No Núcleo Fortunato Rocha Lima, o Desfavelamento, os moradores também lutam há anos pela documentação de suas casas. As unidades foram entregues em 1996 sem escritura.
O núcleo faz parte do projeto de erradicação de favelas da gestão Tidei de Lima (PMDB). As unidades, construídas em regime de mutirão, receberiam famílias de oito favelas.
Na época, decidiu-se fazer o empreendimento sem que toda a desapropriação da área tivesse sido equacionada. As pendências jurídicas correm até hoje.
As casas foram ocupadas por famílias. De mais de 500 unidades, 472 receberam um termo de adesão provisório já que ainda não é possível firmar contrato de compra e venda.
Como a situação se arrasta há anos, a emissão dos boletos bancários foi suspensa e os moradores hoje não pagam as prestações referentes aos materiais de construção.
O presidente da Associação de Moradores do Núcleo Fortunato Rocha Lima, Arnaldo de Jesus Souza, diz que está aguardando posicionamento do prefeito municipal.
“Vai fazer oito anos e estamos enrolados até agora. Queremos cobrar o atraso da documentação. Não tendo documento, como os moradores podem pagar as prestações? Com documento em mãos, os moradores podem cobrar do poder público o que é necessário”, argumenta.
Arnaldo acredita que o problema é da Prefeitura de Bauru, e não da Companhia de Desenvolvimento Habitacional e Urbano do Estado de São Paulo (CDHU). “Precisamos cair em cima para que eles tomem atitude”, diz.
Para ele, o termo de adesão provisório que os moradores guardam há cinco anos não tem valor prático. “Esse documento infelizmente ainda não serviu para nada.
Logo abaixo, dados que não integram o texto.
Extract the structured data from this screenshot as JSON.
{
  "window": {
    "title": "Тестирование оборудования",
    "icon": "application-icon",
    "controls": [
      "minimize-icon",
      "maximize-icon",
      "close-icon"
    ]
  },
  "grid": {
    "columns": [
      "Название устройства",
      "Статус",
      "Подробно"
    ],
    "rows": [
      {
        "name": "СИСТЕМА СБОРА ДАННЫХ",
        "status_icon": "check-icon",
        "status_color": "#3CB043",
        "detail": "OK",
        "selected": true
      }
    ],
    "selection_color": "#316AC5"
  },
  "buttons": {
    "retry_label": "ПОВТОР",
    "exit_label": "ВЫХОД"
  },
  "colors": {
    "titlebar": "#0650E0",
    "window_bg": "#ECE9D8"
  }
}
Não tem serventia nenhuma. Precisamos registrar o contrato que temos em mãos”, reforça.
Na opinião de Maria de Loures da Silva, proprietária de um bar, o pagamento das prestações seria uma segurança para a população. Ela acha que os boletos devem voltar a ser emitidos. “Eu moro há sete anos no bairro e nem contrato provisório eu tenho”, reclama.
Já Amélia da Conceição Reis recebeu o termo de adesão. “Mas não é suficiente. Precisamos de um contrato para ter segurança. Não temos nada. Nós pagamos e não temos nada que comprove”, afirma.
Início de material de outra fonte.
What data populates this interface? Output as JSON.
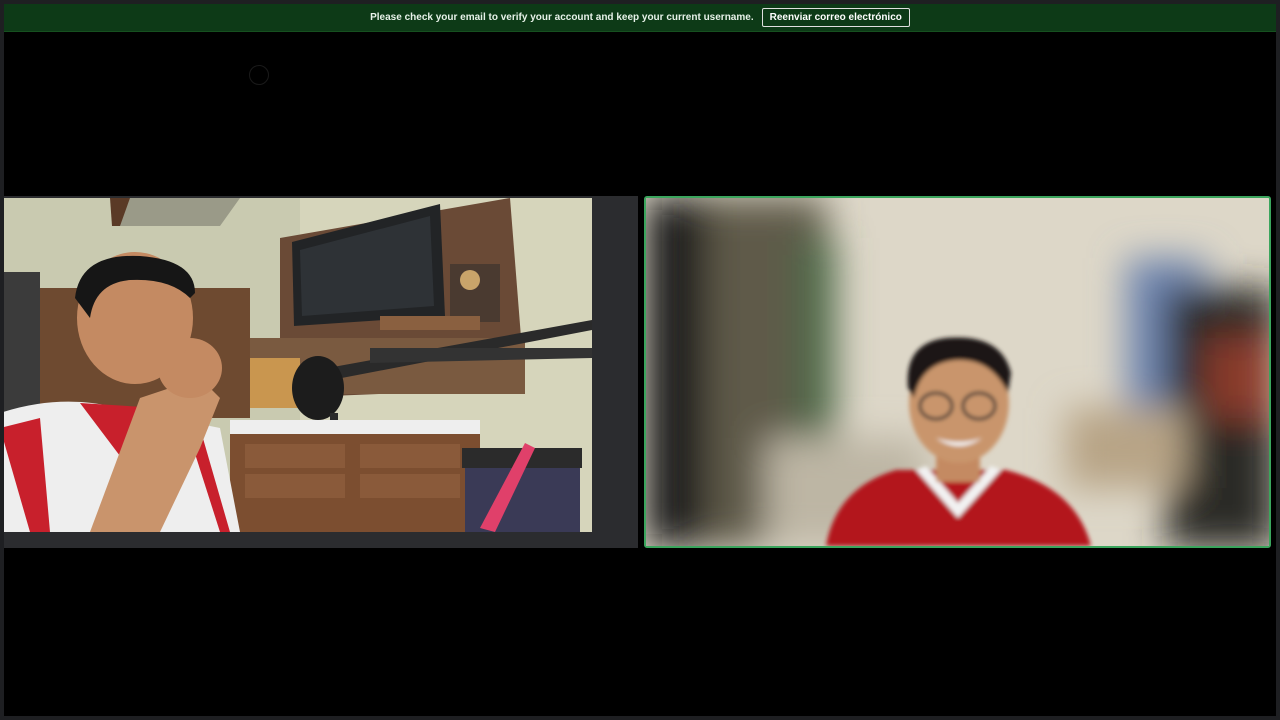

Ercília Aparecida Gomes Ferreira também reclama. “Eu gostaria de resolver as coisas porque a gente vive aqui uma vida incerta. Por que a prefeitura não realiza as coisas já certas? Estamos aqui como povo jogado no lixo”, lamenta.
Prefeitura
Segundo a diretora da Procuradoria do Patrimônio Imobiliário da prefeitura, Nancy Franco Serrano, o problema do Núcleo Fortunato Rocha Lima deve ser solucionado no início de 2004.
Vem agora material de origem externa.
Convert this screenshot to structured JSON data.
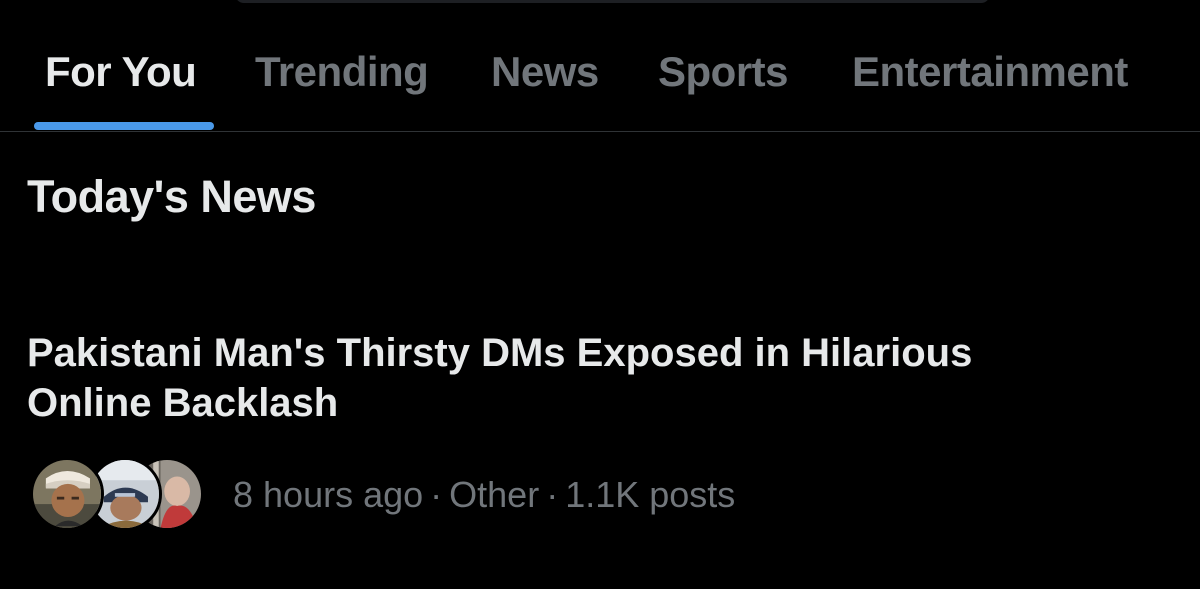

Ela não informou o valor total da desapropriação, mas explica que, das três áreas que compõem o Desfavelamento, uma delas, de Fauzer Banutti, já é da prefeitura.
A área da Agro Imobiliária Reis deve ser registrada nos próximos dias e passa a ser de propriedade do poder público municipal. A ação terminou com uma carta de sentença e a empresa pagará o registro da gleba.
A situação da última área, de propriedade da Fundação Antônio e Helena Zerrenner, também está prestes de ser resolvida. A entidade aceitou o pedido de expedir carta de sentença antes do término do pagamento dos precatórios, previsto para dez anos.
A carta foi expedida e o registro deve ser feito em janeiro, quando a administração municipal terá recursos disponíveis. Só então a área total será passada ao Estado, que deve firmar contrato de compra e venda com os moradores do núcleo.